William Wellman, tra muto e sonoro

Dopo gli omaggi a von Sternberg, Capra, Ford, Hawks, Walsh e Dwan, quest’anno la retrospettiva dedicata ai mae­stri del cinema americano celebra William Wellman (1896­1975) proponendone tutti i film muti, i primi sonori e al­cuni capolavori della maturità.
Le copie disponibili dei muti di Wellman sono purtroppo molto poche: You Never Know Women (1926, e già il suo dodicesimo) è un film sullo spettacolo che offre un punto di vista dall’interno del mestiere, come accadrà con Wings (1927), film di piloti e di guerra. Beggars of Life (1928) in­troduce al grande territorio wellmaniano dei film pre-Hays. Wellman seguiva una morale personale, estranea al morali­smo predicato dalla società. Padroneggiava tutti i generi e oltre ogni categoria. La sua sensibilità per il paesaggio e il clima è paragonabile a quella di Ford (che preferiva il vento, mentre Wellman trova più congeniale la pioggia), e il suo gusto per l’avventura, l’azione e la fisicità degli uomini in guerra ricordano i migliori Hawks e Walsh.
La caratteristica più felice di Wellman era l’irriverenza, che culmina nell’assurdo totale di Nothing Sacred (1937): tra le poche grandi screwball comedies che osano portare aggres­sivamente in scena la stupidità della provincia americana. Le commedie di Wellman sono crude quanto i suoi film d’azione: un certo gusto per la contaminazione dei generi pare attraversare tutta la sua opera.
La produzione di Wellman è così ampia da risultare qua­si ingestibile, e qualsiasi scelta è destinata a escludere film fondamentali. Ma ci attende una piacevole sorpresa, poiché i classici e i film meno conosciuti risultano ugualmente go­dibili. Prendiamo i western. The Ox-Bow Incident (1943) riflette con i suoi set claustrofobici l’orrore della giustizia sommaria e della violenza sempre in agguato sotto la su­perficie della civiltà. Yellow Sky (1948), violento film quasi privo d’azione, sta dalle parti di Greed (1924) eThe Treasu­re of the Sierra Madre (1948). Westward the Women (1951), crudo viaggio dominato dalla legge della sopravvivenza, fa sembrare blandamente romantici la maggior parte degli altri western.

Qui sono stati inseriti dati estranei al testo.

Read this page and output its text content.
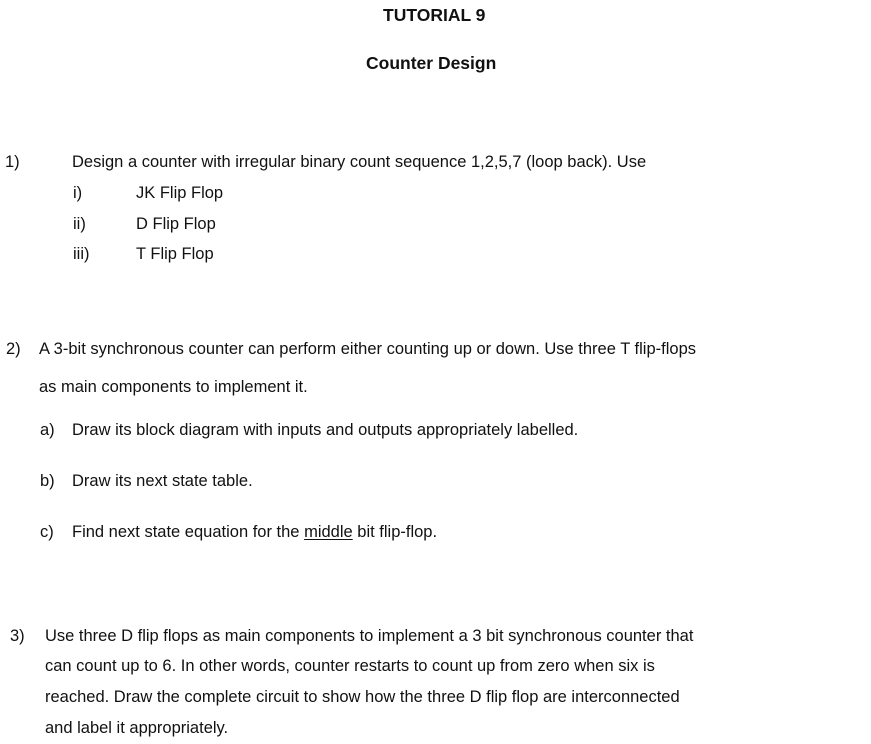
TUTORIAL 9
Counter Design
1)	Design a counter with irregular binary count sequence 1,2,5,7 (loop back). Use
i)	JK Flip Flop
ii)	D Flip Flop
iii)	T Flip Flop
2) A 3-bit synchronous counter can perform either counting up or down. Use three T flip-flops
as main components to implement it.
a) Draw its block diagram with inputs and outputs appropriately labelled.
b) Draw its next state table.
c) Find next state equation for the middle bit flip-flop.
3) Use three D flip flops as main components to implement a 3 bit synchronous counter that
can count up to 6. In other words, counter restarts to count up from zero when six is
reached. Draw the complete circuit to show how the three D flip flop are interconnected
and label it appropriately.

Ogni incursione in un altro genere corrisponde a una di-versa tonalità. A Star Is Born (1937) non ha nulla da invi­diare al magistrale remake di Cukor nel tormentato ritratto dell’industria dello spettacolo. Lo splendido Good-bye, My Lady (1956) sull’amicizia tra un ragazzino e un cane – e sulla natura, la vita nelle paludi, la famiglia – mostra come la perdita faccia parte di ogni transizione verso la maturità. Per molti questa rassegna sarà una rivelazione, visto che qua­si nessun libro di storia del cinema cita film magnifici come Other Men’s Women (1931) o Midnight Mary (1933). Perfi­no i migliori autori mostrano di non apprezzare a sufficienza l’opera di Wellman se messi di fronte alla sua intera produ­zione. Prevedo invece che la nostra rassegna sortirà l’effetto contrario: un semplice, crescente entusiasmo.